Because of this illness he was actually starving to death and in a bit of twisted irony the story he was revising was “A Hunger Artist.”
He was not quite 41.
He had given instructions to Max Brod, one of his closest friends, to destroy everything he was leaving behind.
All journals, letters, stories and unfinished novels were to be erased as if they’d never been, and while I usually believe a person’s last wishes should be respected I’m certainly glad Max Brod didn’t feel likewise.
Instead Brod embarked upon a heroic journey and published his friend’s stories and novels, and in some cases contributed to the writing.
I don’t think it’s out of line to say that without Brod there would be no Kafka.
Even though Kafka’s masterpiece, “Metamorphosis,” was published during the writer’s lifetime it probably would have been forgotten years ago if Brod hadn’t brought the rest of the Kafkian treasure trove to light.
And I know my life would have been a poorer one if I’d never read of poor Gregor Samsa and his unearthly plight.
Admiring Kafka, and Brod, as much as I do I couldn’t pass up the chance to snap up Brod’s autograph when it appeared.
Obviously Kafka runs a little higher than my wallet will allow.

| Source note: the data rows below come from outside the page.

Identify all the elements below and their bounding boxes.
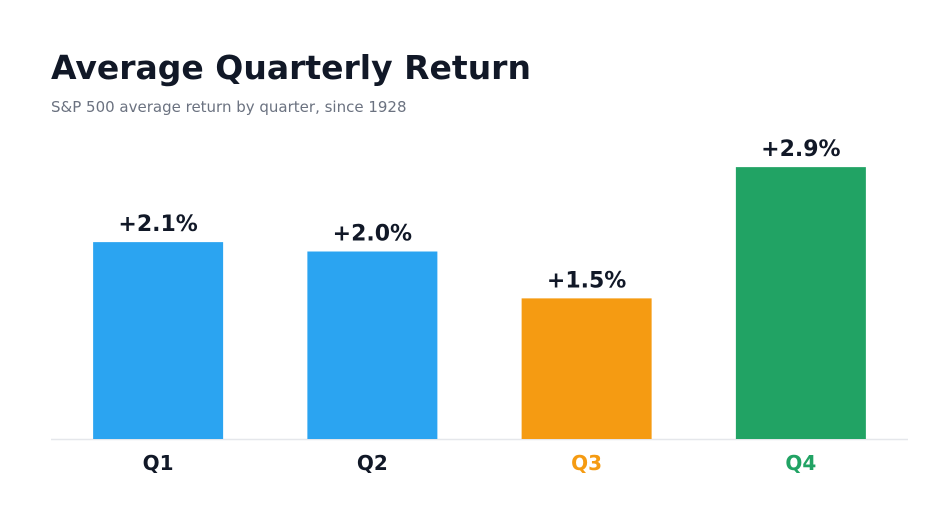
x-tick-labels-group: Q1 Q2 Q3 Q4 xyxy=(143,451,817,475)
bar-q4 xyxy=(735,167,866,439)
bar-q1 xyxy=(93,242,224,439)
value-labels-group: +2.1% +2.0% +1.5% +2.9% xyxy=(118,137,840,293)
x-tick-label-q3: Q3 xyxy=(571,451,602,475)
x-tick-label-q1: Q1 xyxy=(143,451,174,475)
bars-group xyxy=(93,167,866,439)
value-label-q3: +1.5% xyxy=(547,268,626,293)
value-label-q2: +2.0% xyxy=(333,222,412,247)
chart-subtitle: S&P 500 average return by quarter, since… xyxy=(51,98,407,116)
x-tick-label-q2: Q2 xyxy=(357,451,388,475)
x-tick-label-q4: Q4 xyxy=(785,451,816,475)
bar-q3 xyxy=(521,298,652,439)
value-label-q1: +2.1% xyxy=(118,212,197,237)
value-label-q4: +2.9% xyxy=(761,137,840,162)
chart-title: Average Quarterly Return xyxy=(51,48,531,87)
bar-q2 xyxy=(307,251,438,439)
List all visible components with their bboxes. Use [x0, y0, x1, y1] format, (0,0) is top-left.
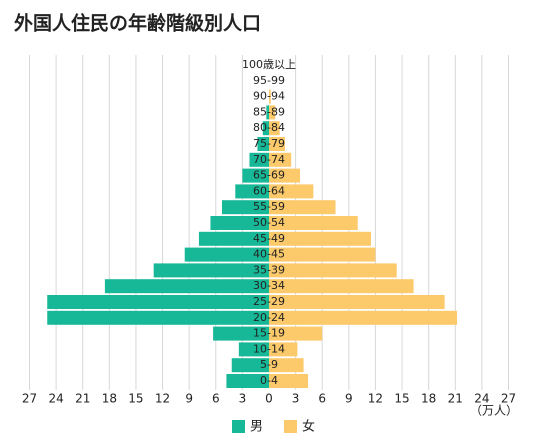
age-label: 85-89 [253, 105, 285, 118]
x-tick-label: 18 [421, 392, 436, 406]
x-tick-label: 21 [448, 392, 463, 406]
age-label: 15-19 [253, 327, 285, 340]
x-tick-label: 6 [318, 392, 326, 406]
bar [238, 342, 269, 357]
bar [269, 310, 458, 325]
bar [269, 121, 280, 136]
bar [221, 200, 269, 215]
age-label: 0-4 [260, 374, 278, 387]
bar [198, 231, 269, 246]
chart-title: 外国人住民の年齢階級別人口 [14, 12, 261, 35]
x-tick-label: 9 [185, 392, 193, 406]
age-label: 65-69 [253, 169, 285, 182]
age-label: 55-59 [253, 200, 285, 213]
age-label: 20-24 [253, 311, 285, 324]
x-tick-label: 24 [48, 392, 63, 406]
x-tick-label: 12 [155, 392, 170, 406]
age-label: 5-9 [260, 358, 278, 371]
x-axis-label: （万人） [470, 404, 518, 418]
bar [210, 216, 269, 230]
age-label: 95-99 [253, 74, 285, 87]
bar [242, 168, 269, 183]
legend-swatch [232, 420, 245, 433]
bar [153, 263, 269, 278]
bar [184, 247, 269, 262]
x-tick-label: 27 [501, 392, 516, 406]
legend-swatch [284, 420, 297, 433]
age-label: 60-64 [253, 184, 285, 197]
bar [47, 310, 270, 325]
bar [269, 184, 314, 199]
bar [269, 295, 445, 309]
bar [249, 152, 269, 167]
bar [226, 374, 269, 388]
age-label: 80-84 [253, 121, 285, 134]
bar [269, 374, 309, 388]
bar [231, 358, 269, 373]
bar [269, 89, 271, 104]
bar [266, 105, 269, 120]
age-label: 45-49 [253, 232, 285, 245]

I recently saw a Kafka signature on an envelope to, I believe, his girlfriend Dora Diamant, which was in the $8,000 price range.
I’m not positive the envelope was addressed to Diamant, but I do know she also had some literary papers given to her by Kafka with the same request that, upon his death, they were to be destroyed.
Like Brod she didn’t listen either, but unfortunately for the world of literature the Nazis confiscated the papers. No one knows what became of them.
So have a glass of something and remember Kafka today. Go outside, and find some poor bug crawling on the sidewalk — but don’t step on it. Have a little respect for the Gregor Samsas of the world.